Issues in the private university and NUHEP agreements

The funding agreements for private universities and NUHEPs appear to have other HESA 2003 issues, although in this case the problem is a process one only.

Under section 30-10(4)(a) of HESA 2003 non-Table A institutions can only be allocated CSPs in areas of ‘national priority’. This term is used in varying contexts in higher education policy, but here it has a legal meaning. Broad categories of ‘national priority’ are set out in section 30-20 – increasing the number of people taking particular courses, increasing the numbers of particular kinds of students, and increasing the number of students from particular regions.

The detail of priorities is set out in the Commonwealth Grant Scheme Guidelines, at section 10. Nursing and teaching are long-running priorities, with other temporary priorities added from time to time. A temporary priority, for courses commencing in 2023 and 2024 only, is increasing the number of persons from under-represented backgrounds undertaking courses of study in the following areas of study: education, nursing, engineering, computing, commerce, and society and culture.

In the agreements, some of the nine non-Table A providers have only their usual teaching and/or nursing allocations, some have only the temporary equity places, and some have both. The two grant categories have different faults in their funding agreement formulations.

Under section 30-10(4)(a) the funding agreement must specify that the allocation of places is only in respect of national priorities. This has been done for the temporary equity places, in a footnote to a table, but not for the recurrent teaching and nursing funding.

Section 30-10(4)(b) says that the allocation must specify the number of places for each priority and section 30-10(4)(c) requires specification of the number of places in each funding cluster.

For the recurrent places the number of places for each funding cluster is there, but because the national priority is not specified there are no associated places (although the totals will be the same).

For the equity places, the funding agreements appear to be compliant as places are mentioned for clusters and priorities, but the way the numbers of student places are expressed requires background knowledge. The stated number of places for 2024 is only the commencing places that year, not all the places. The number of places for 2023 is also given. Readers who know the Department’s policy of pipelining down the number of places by 25% each year can deduce the total number of places from other information: ((75% of 2023 places) + (100% of 2024 places)) * the relevant Commonwealth contribution = the stated maximum dollar amount for equity places. The total number of places should be clearly stated without providers or readers needing to do their own maths.

Conclusion

The non-Table A funding agreement issues are minor – the allocated places are clearly authorised by HESA 2003 but the paperwork needs tidying up.

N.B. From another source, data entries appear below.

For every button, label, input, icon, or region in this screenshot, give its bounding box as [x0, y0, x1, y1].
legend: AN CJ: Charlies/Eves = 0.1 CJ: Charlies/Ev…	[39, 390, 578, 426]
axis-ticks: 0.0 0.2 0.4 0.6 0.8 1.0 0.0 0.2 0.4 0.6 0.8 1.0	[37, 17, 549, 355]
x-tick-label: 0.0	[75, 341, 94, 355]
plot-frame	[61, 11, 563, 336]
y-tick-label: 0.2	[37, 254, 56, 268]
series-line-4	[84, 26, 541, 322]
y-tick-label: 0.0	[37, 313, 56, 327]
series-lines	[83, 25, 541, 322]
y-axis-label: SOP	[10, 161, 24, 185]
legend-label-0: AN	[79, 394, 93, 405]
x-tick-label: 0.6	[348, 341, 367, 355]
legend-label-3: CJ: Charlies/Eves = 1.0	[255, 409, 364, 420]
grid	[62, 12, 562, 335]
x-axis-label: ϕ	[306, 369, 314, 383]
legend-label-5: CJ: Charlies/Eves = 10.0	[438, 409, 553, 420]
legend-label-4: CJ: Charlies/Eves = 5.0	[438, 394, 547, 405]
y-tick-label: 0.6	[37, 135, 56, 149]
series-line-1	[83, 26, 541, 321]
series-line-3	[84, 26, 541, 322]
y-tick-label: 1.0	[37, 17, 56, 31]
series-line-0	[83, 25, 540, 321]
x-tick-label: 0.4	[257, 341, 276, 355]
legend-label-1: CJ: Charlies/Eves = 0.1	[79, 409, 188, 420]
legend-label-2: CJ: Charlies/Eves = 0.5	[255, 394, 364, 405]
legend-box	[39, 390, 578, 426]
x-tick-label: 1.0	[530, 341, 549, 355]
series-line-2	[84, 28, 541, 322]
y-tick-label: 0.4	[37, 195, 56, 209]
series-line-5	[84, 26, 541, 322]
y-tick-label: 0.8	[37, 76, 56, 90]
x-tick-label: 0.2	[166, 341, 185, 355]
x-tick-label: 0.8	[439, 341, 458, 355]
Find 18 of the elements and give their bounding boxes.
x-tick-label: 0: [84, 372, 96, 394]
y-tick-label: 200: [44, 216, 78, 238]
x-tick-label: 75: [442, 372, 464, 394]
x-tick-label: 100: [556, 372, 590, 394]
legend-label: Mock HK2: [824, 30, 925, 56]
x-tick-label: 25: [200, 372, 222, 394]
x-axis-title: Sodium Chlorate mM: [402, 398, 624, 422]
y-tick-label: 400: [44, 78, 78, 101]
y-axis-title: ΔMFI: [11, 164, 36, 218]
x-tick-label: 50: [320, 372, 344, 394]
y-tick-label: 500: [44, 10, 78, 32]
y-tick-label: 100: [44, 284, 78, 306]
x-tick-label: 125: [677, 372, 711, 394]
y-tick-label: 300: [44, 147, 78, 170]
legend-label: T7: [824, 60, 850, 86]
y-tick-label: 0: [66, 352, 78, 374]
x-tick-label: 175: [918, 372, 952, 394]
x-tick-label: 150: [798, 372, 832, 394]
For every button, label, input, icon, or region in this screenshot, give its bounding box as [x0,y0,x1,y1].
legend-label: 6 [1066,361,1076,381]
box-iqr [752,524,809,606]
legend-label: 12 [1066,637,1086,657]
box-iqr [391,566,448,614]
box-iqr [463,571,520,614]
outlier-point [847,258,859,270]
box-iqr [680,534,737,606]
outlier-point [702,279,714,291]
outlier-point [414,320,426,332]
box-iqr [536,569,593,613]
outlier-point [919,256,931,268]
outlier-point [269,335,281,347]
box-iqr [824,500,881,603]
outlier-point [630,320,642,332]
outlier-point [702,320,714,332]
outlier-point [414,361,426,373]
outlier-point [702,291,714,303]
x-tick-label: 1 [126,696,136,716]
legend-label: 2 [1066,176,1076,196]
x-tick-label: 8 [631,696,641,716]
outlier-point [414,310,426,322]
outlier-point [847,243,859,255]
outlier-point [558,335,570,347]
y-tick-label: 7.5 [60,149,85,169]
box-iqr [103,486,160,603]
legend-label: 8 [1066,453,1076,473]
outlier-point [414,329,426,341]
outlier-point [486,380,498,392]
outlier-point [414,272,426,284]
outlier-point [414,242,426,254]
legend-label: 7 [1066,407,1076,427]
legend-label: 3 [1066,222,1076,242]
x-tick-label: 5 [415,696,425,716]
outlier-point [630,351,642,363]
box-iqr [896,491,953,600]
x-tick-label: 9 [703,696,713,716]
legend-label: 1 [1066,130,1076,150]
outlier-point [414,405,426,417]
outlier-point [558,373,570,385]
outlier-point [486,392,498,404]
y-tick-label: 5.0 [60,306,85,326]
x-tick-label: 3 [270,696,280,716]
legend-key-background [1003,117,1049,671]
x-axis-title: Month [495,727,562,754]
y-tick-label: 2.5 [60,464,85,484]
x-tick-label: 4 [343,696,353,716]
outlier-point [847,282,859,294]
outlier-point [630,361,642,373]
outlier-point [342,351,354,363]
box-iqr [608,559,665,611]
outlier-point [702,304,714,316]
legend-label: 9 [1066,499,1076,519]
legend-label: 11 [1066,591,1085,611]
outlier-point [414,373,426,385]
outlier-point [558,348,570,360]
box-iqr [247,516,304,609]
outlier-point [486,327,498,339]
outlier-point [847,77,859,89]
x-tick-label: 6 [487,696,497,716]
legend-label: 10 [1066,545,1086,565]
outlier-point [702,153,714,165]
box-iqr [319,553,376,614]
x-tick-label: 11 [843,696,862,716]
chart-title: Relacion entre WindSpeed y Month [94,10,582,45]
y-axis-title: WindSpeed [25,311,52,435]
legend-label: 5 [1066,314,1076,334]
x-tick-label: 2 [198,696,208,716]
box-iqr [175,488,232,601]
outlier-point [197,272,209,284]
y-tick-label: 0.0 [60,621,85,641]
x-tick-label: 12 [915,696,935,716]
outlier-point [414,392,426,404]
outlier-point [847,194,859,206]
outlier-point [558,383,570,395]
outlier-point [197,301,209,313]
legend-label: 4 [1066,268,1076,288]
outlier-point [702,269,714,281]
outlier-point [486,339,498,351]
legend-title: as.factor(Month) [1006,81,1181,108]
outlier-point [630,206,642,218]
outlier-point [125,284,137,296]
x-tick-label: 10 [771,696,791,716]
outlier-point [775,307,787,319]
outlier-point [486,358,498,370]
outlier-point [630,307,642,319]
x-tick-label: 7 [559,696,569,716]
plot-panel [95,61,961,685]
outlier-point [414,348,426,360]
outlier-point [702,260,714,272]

The under-enrolment funded equity plans are a major issue, because they are an example of poor-quality policymaking, because the legal authority to spend this money is not yet in place, and because this is an inappropriate use of the funding agreement mechanism.

I oppose ‘agreement’ based policies – whether we call them agreements, accords, compacts or partnerships – because the universities are not willing to stand up to the government, which as a result can do whatever it wants with limited parliamentary authorisation or scrutiny.

Some people are optimistic that a tertiary education commission, rather than the Department, as the university bargaining partner would produce more genuine agreements. Perhaps this system would be slightly better than the current situation. But rule-based programs, where funding is based on criteria set out in HESA 2003 or legislative instruments subject to parliamentary processes, would be superior to any ‘agreement’ system.